Perdu au milieu des grand classiques de la période anglaise d’Hitchcock (juste après Les 39 marches (1935) et un peu avant Jeune et Innocent (1937) et Une femme disparait (1938)), Agent Secret est plutôt considéré comme un opus mineur du maître du suspense. Adaptant un roman de Somerset Maugham, le film sans atteindre les hauteurs des œuvres précitées s’avère pourtant fondamental car il définit l’approche à venir d’Hitchcock dans le cadre du film d’espionnage. Des films comme Les Enchaînés (1946), La Mort aux trousses (1959) ou le plus tardif L'Étau (1969) dépeignent ainsi des personnages déchirés entre leurs sentiments et leur devoir, les romances naissantes ne pouvant survivre à la mission en cours. 

Agent Secret initie cette réflexion du réalisateur par sa description au premier abord froide et désinvolte du monde de l’espionnage. L’existence d’un agent a peu d’importance au regard de son devoir, à la manière de Brodie (John Gielgud) dont la mort est simulée pour lui permettre d’aller incognito traquer un agent allemand en suisse. La légèreté du ton surprend et préfigure presque la série des James Bond durant l’introduction, que ce soit l’entrevue avec le chef des services secret R (Charles Carson), l’acolyte mexicain pittoresque joué par Peter Lorre et bien sûr le jeu de séduction qui va s’instaurer avec l’agent féminin débutant Elsa (Madeleine Carroll). Tout ne semble qu’être prétexte aux bons mots et à une certaine extravagance dans cette vision ludique du renseignement en dépit des enjeux cruciaux.

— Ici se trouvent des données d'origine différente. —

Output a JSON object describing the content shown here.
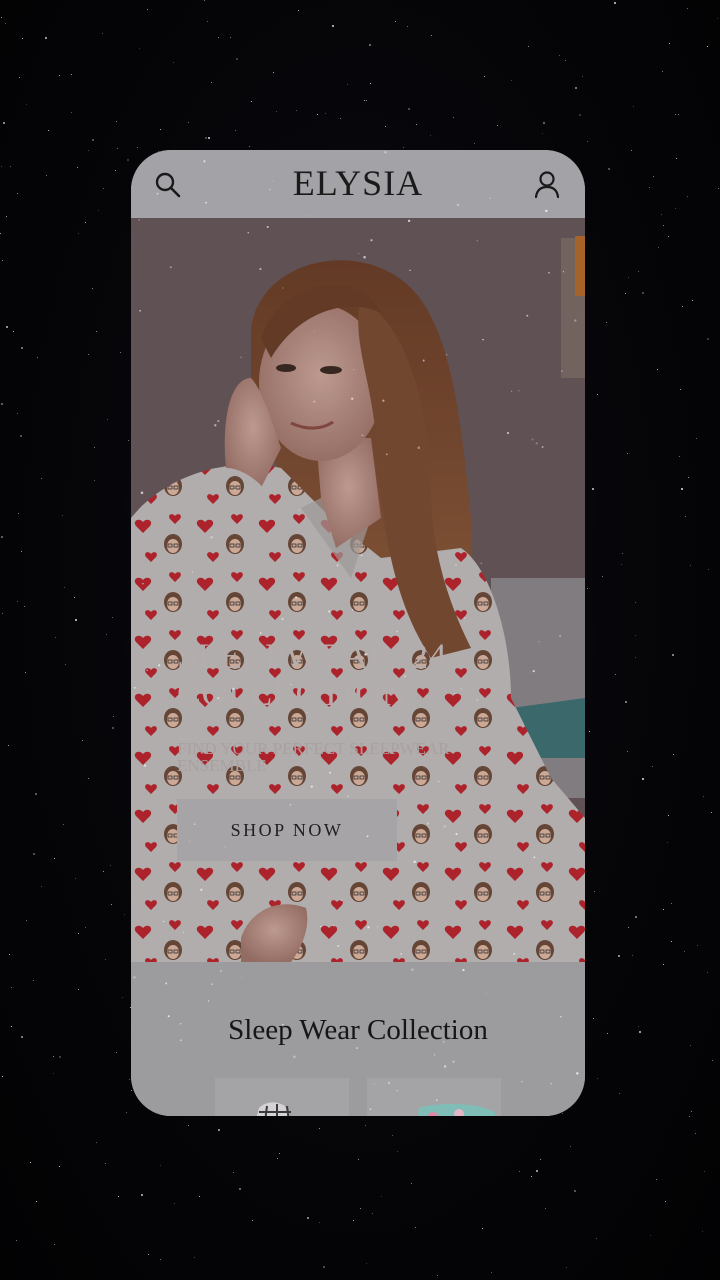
{
  "header": {
    "brand": "ELYSIA",
    "search_icon": "search-icon",
    "account_icon": "user-icon"
  },
  "hero": {
    "title_line1": "SLEEPWEAR '24",
    "title_line2": "COLLECTION",
    "subtitle_line1": "FIND YOUR PERFECT SLEEPWEAR",
    "subtitle_line2": "ENSEMBLE",
    "cta_label": "SHOP NOW"
  },
  "collection": {
    "title": "Sleep Wear Collection",
    "products": [
      {
        "image": "plaid-sleepwear-thumbnail"
      },
      {
        "image": "floral-sleepwear-thumbnail"
      }
    ]
  },
  "colors": {
    "background": "#030306",
    "card": "#9b9b9f",
    "heart": "#b8262e",
    "hero_text": "#b5adac"
  }
}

L’ombre plane cependant sur cette légèreté de façade, que l’on peut déjà deviner à travers le personnage de Peter Lorre qui si l’on fait abstraction de son excentricité rigolard est un psychopathe en puissance (pas si loin de son M le Maudit) pourtant situé dans le camp des « gentils ». Le sale boulot demande pourtant ce type d’individu sans états d’âmes, y compris quand on se trompera de cible et assassinera un innocent. Elsa au départ vue comme une écervelée en quête de sensations fortes verra sa détermination ébranlée, tout comme Brodie perdant de son assurance machiste et les deux vont ainsi se rapprocher. Dans cette idée le fameux agent s’avérera être le personnage en apparence le plus superficiel. La mise en scène d’Hitchcock est soumise à cette prise de conscience, se faisant de plus en plus stylisée au fil des doutes croissant des héros qui constituent finalement le principal danger pour eux alors que l’exécutant froid Peter Lorre parait intouchable.

 La mort s’invite de façon tout d’abord onirique (la découverte du cadavre dans l’église et notamment ce plan en plongée au-dessus de l’orgue), détachée (Brodie assistant à l’assassinat du mauvais agent à distance) avant que la culpabilité frappe nos héros dans une séquence virtuose dans un fondu enchaîné dont la métaphore sur fond d’orchestre évoque le muet. Hitchcock agence certes quelques séquences d’actions et de suspense haletante (la poursuite dans l’usine) mais la tension repose moins la peur de ce qui sera fait aux personnages que de la crainte de ce qu’ils comptent faire.

Infliger la mort ne semble plus aussi naturel et les sentiments face à cet ennemi seront des plus ambigus, ne se révélant pas entre sincérité et manipulations. Une ultime péripétie spectaculaire viendra résoudre le dilemme tout en affirmant un vrai positionnement moral. Hitchcock affinera avec bien plus de brio ces thématiques dans d’autres œuvres mais en dépit de ces maladresses Agent Secret s’avère passionnant.